The NCERA-137 has won annual awards at the regional level for four years in a row. This year they received the honor of the 2023 National Excellence in Multistate Research Award from AgInnovation, the institution that organizes land-grant research in the U.S.

multistate-research-award-acceptance.jpgThe NCERA-137 group fosters collaborative research, compares ecological and epidemiological data and findings on changing production methods, monitors new and re-emerging diseases in soybeans and improves communication between researchers, extension faculty, and producers. Their work also helps generate uniform and accurate fungicide efficacy tables and disease loss calculators (available online through the Crop Protection Network) that growers use to inform their farm management.

“We can come to conclusions faster if we have multiple people running the same research trial across the region,” Telenko shared regarding the impact of the NCERA-137 team. “Information needed to better manage diseases may take an individual scientist many years to compile, whereas we can reach solid conclusions in less time when working as a team across the region.”

This rapid response to diseases is especially important for new or emerging diseases. As climate change affects each season’s weather, where pathogens are successful at infecting crops also shifts. Telenko said that participating in NCERA-137 was particularly helpful to her extension research this year when red crown rot infected patches of soybeans in Indiana. Most Hoosier researchers and farmers have never dealt with this fungus. Telenko reached out to members of NCERA-137 in southern states where the pathogen is more common to learn from their data and ask for their advice in managing the disease.

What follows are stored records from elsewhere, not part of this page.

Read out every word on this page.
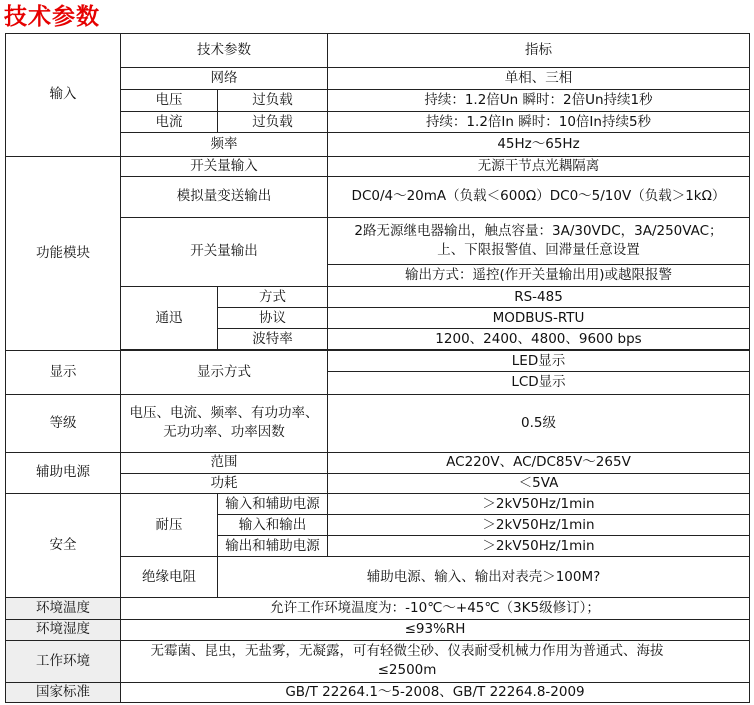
技术参数
输入	技术参数		指标
	网络		单相、三相
	电压	过负载	持续：1.2倍Un 瞬时：2倍Un持续1秒
	电流	过负载	持续：1.2倍In 瞬时：10倍In持续5秒
	频率		45Hz～65Hz
功能模块	开关量输入		无源干节点光耦隔离
	模拟量变送输出		DC0/4～20mA（负载＜600Ω）DC0～5/10V（负载＞1kΩ）
	开关量输出		2路无源继电器输出，触点容量：3A/30VDC，3A/250VAC；
上、下限报警值、回滞量任意设置

			输出方式：遥控(作开关量输出用)或越限报警
	通迅	方式	RS-485
		协议	MODBUS-RTU
		波特率	1200、2400、4800、9600 bps

显示	显示方式		LED显示
			LCD显示
等级	电压、电流、频率、有功功率、无功功率、功率因数		0.5级
辅助电源	范围		AC220V、AC/DC85V～265V
	功耗		＜5VA
安全	耐压	输入和辅助电源	＞2kV50Hz/1min
		输入和输出	＞2kV50Hz/1min
		输出和辅助电源	＞2kV50Hz/1min
	绝缘电阻	辅助电源、输入、输出对表壳＞100M?	
环境温度	允许工作环境温度为：-10℃～+45℃（3K5级修订）；		
环境湿度	≤93%RH		
工作环境	无霉菌、昆虫，无盐雾，无凝露，可有轻微尘砂、仪表耐受机械力作用为普通式、海拔≤2500m		
国家标准	GB/T 22264.1～5-2008、GB/T 22264.8-2009		
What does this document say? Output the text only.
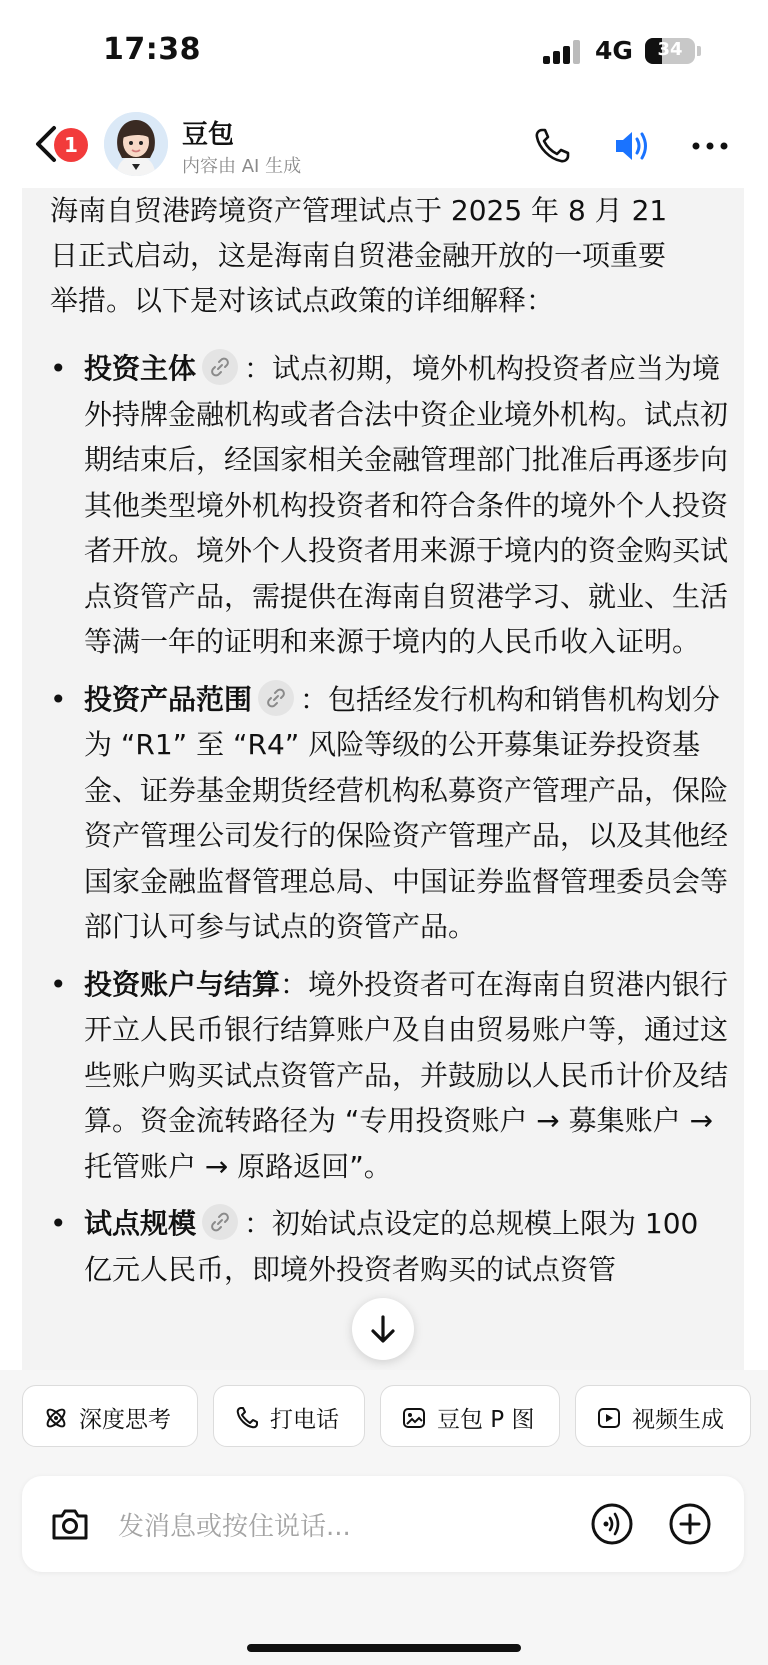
17:38	4G	34
1	豆包
内容由 AI 生成
海南自贸港跨境资产管理试点于 2025 年 8 月 21 日正式启动，这是海南自贸港金融开放的一项重要举措。以下是对该试点政策的详细解释：
• 投资主体 ：试点初期，境外机构投资者应当为境外持牌金融机构或者合法中资企业境外机构。试点初期结束后，经国家相关金融管理部门批准后再逐步向其他类型境外机构投资者和符合条件的境外个人投资者开放。境外个人投资者用来源于境内的资金购买试点资管产品，需提供在海南自贸港学习、就业、生活等满一年的证明和来源于境内的人民币收入证明。
• 投资产品范围 ：包括经发行机构和销售机构划分为 “R1” 至 “R4” 风险等级的公开募集证券投资基金、证券基金期货经营机构私募资产管理产品，保险资产管理公司发行的保险资产管理产品，以及其他经国家金融监督管理总局、中国证券监督管理委员会等部门认可参与试点的资管产品。
• 投资账户与结算：境外投资者可在海南自贸港内银行开立人民币银行结算账户及自由贸易账户等，通过这些账户购买试点资管产品，并鼓励以人民币计价及结算。资金流转路径为 “专用投资账户 → 募集账户 → 托管账户 → 原路返回”。
• 试点规模 ：初始试点设定的总规模上限为 100 亿元人民币，即境外投资者购买的试点资管
深度思考	打电话	豆包 P 图	视频生成
发消息或按住说话...
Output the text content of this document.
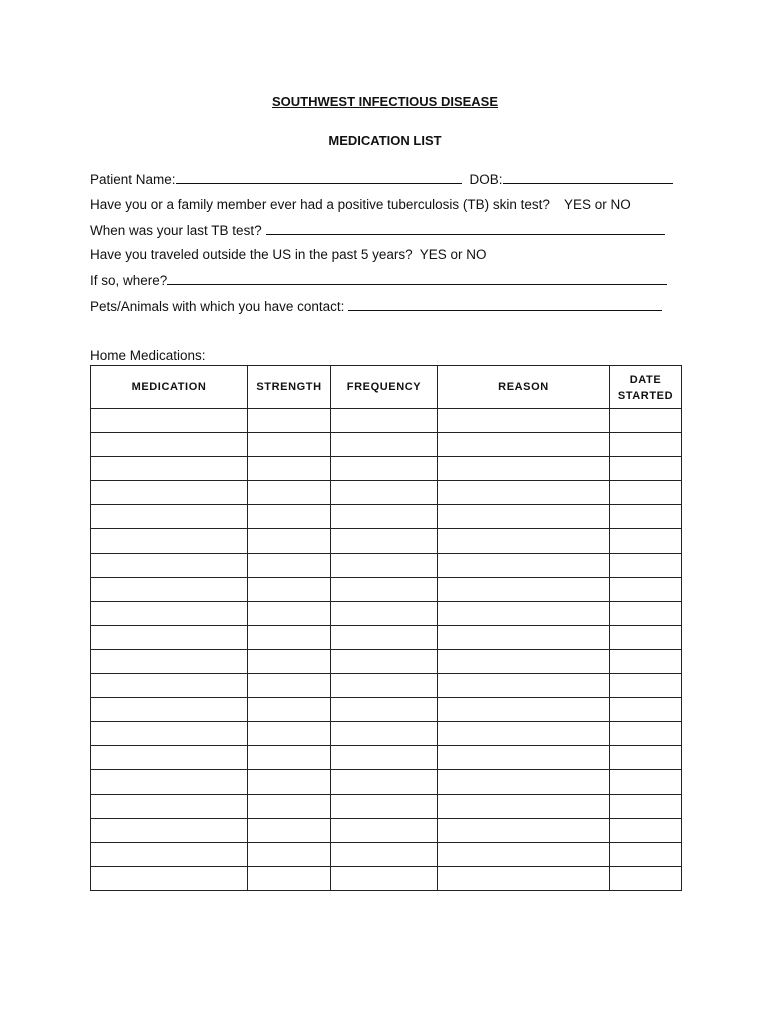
SOUTHWEST INFECTIOUS DISEASE
MEDICATION LIST
Patient Name:	DOB:
Have you or a family member ever had a positive tuberculosis (TB) skin test? YES or NO
When was your last TB test?
Have you traveled outside the US in the past 5 years? YES or NO
If so, where?
Pets/Animals with which you have contact:
Home Medications:
MEDICATION	STRENGTH	FREQUENCY	REASON	DATE
STARTED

Along with Daren Mueller and Loren Giesler, two other former chairs of NCERA-137, Telenko accepted the award on behalf of the group on Sept. 26 during a luncheon hosted by AgInnovation. 

Telenko explained that this award provides more than just recognition to her group. “The award provided 10,000 dollars in funding that can be used by the working group. It can bring us together for additional training to help develop priorities and set up research projects collaboratively between the different members.”